Udc pronto a lasciare il consiglio comunale
Il caso Cipolloni e Cosimati agita la politica avezzanese: vertice con Marsilio, poi riunione del Comitato
AVEZZANO. Un nodo da sciogliere: l’ammainabandiera per l’Udc, primo partito a Palazzo di città dopo le Comunali, potrebbe essere dietro l’angolo. La decisione è nelle mani del Comitato comunale chiamato a decidere sulla militanza nella “vela” dopo il pesante affronto al segretario provinciale, Lino Cipolloni, nonché vicesindaco di Avezzano, nella partita delle Regionali. Comitato convocato per oggi dal segretario cittadino e capogruppo consiliare, Leonardo Rosa. Il cambio delle carte in tavola, con l’ingresso all’ultimo minuto di Marianna Scoccia, sindaco di Prezza ma soprattutto moglie del consigliere regionale Andrea Gerosolimo, infatti, ha indotto Cipolloni, insieme alla presidente del consiglio, Iride Cosimati, candidada come indipendente, al disimpegno.
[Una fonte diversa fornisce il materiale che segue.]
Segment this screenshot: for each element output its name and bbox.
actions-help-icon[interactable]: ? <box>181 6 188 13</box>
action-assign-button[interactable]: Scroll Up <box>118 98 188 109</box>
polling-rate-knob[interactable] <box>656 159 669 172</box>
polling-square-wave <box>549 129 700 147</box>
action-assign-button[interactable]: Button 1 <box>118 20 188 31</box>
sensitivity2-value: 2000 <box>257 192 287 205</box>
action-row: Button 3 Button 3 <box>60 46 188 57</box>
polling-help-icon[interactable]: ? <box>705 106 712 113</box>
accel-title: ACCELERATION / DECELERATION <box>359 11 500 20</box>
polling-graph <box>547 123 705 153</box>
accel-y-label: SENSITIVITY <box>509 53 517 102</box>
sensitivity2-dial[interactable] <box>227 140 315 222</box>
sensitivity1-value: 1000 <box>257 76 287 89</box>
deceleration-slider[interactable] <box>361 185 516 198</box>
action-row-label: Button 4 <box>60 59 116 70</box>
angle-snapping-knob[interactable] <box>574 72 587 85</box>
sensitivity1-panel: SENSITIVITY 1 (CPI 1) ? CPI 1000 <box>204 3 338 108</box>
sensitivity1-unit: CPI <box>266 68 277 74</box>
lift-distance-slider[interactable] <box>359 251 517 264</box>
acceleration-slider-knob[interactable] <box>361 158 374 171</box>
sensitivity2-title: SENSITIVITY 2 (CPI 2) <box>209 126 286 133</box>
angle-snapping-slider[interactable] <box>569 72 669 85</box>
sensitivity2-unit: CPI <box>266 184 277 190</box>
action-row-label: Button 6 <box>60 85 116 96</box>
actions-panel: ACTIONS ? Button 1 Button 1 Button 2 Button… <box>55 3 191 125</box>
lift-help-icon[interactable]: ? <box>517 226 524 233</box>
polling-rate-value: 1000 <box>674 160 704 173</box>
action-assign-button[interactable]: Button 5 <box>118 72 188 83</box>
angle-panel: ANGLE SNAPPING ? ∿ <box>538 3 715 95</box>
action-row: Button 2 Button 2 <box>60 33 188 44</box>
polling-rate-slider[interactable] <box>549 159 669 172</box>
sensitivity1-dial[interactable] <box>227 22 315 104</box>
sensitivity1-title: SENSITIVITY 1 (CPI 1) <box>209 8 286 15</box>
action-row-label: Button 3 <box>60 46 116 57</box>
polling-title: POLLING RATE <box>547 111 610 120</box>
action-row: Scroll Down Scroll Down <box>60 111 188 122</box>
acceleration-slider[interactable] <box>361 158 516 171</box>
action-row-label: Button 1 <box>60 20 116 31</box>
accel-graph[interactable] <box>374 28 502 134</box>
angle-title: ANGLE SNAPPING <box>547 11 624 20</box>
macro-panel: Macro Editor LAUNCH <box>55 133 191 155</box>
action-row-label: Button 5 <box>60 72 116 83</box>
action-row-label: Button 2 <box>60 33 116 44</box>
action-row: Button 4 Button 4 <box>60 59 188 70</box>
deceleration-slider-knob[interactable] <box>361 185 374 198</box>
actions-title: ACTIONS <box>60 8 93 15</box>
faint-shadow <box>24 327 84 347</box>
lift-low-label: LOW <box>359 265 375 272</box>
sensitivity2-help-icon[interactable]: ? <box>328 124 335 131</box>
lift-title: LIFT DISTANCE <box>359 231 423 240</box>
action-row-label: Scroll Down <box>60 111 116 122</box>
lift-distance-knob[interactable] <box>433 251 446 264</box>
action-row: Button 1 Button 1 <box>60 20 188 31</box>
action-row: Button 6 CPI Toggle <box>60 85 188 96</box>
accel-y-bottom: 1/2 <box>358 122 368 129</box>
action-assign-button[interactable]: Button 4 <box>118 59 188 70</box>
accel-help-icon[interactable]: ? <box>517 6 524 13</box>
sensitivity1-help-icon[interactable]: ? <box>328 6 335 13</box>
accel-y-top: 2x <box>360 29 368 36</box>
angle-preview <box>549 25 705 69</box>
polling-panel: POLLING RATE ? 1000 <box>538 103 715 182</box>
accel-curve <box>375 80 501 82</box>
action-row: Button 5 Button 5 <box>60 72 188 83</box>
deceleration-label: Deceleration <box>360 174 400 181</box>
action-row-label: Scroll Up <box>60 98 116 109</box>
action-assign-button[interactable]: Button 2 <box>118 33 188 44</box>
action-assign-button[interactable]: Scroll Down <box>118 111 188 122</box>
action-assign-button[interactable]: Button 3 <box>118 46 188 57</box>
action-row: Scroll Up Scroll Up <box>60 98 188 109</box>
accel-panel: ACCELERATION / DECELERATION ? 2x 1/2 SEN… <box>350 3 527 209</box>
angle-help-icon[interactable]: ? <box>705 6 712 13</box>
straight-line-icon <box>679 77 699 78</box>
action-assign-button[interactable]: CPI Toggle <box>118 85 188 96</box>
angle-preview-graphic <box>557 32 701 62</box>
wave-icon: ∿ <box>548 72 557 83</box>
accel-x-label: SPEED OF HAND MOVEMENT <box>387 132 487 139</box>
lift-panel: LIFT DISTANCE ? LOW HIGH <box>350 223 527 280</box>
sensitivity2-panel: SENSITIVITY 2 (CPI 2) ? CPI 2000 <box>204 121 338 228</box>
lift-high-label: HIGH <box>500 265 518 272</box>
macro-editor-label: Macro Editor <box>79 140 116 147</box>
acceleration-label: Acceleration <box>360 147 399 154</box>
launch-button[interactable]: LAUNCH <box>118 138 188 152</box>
Parola ai 42 componenti del Comitato, quindi, gli artefici dell’exploit dei centristi alle amministrative dove la lista in corsa con Gianni Di Pangrazio – passata col sindaco Gabriele De Angelis dopo la sentenza dell’anatra zoppa – centrò un risultato di tutto rispetto: 2.500 voti (il 10%) e tre consiglieri eletti. Lo sgarro delle Regionali, che ha fatto scattare anche la “scomunica” della Lega e del candidato alla presidenza Marco Marsilio, quindi, rischia di far scomparire il gruppo Udc in Comune. Oggi la “sentenza” del Comitato che sarà anticipata da una conferenza stampa – sempre oggi alle 14, in municipio – dei due candidati ritirati, con al fianco l’aspirante governatore Marsilio, l’onorevole Gaetano Quagliariello, e il sindaco, Gabriele De Angelis. Qui, Cipolloni e Cosimati, solo formalmente in corsa con l’Udc – la richiesta di ritiro della candidatura è stata respinta dal tribunale dell’Aquila – scopriranno le carte. (m.s.)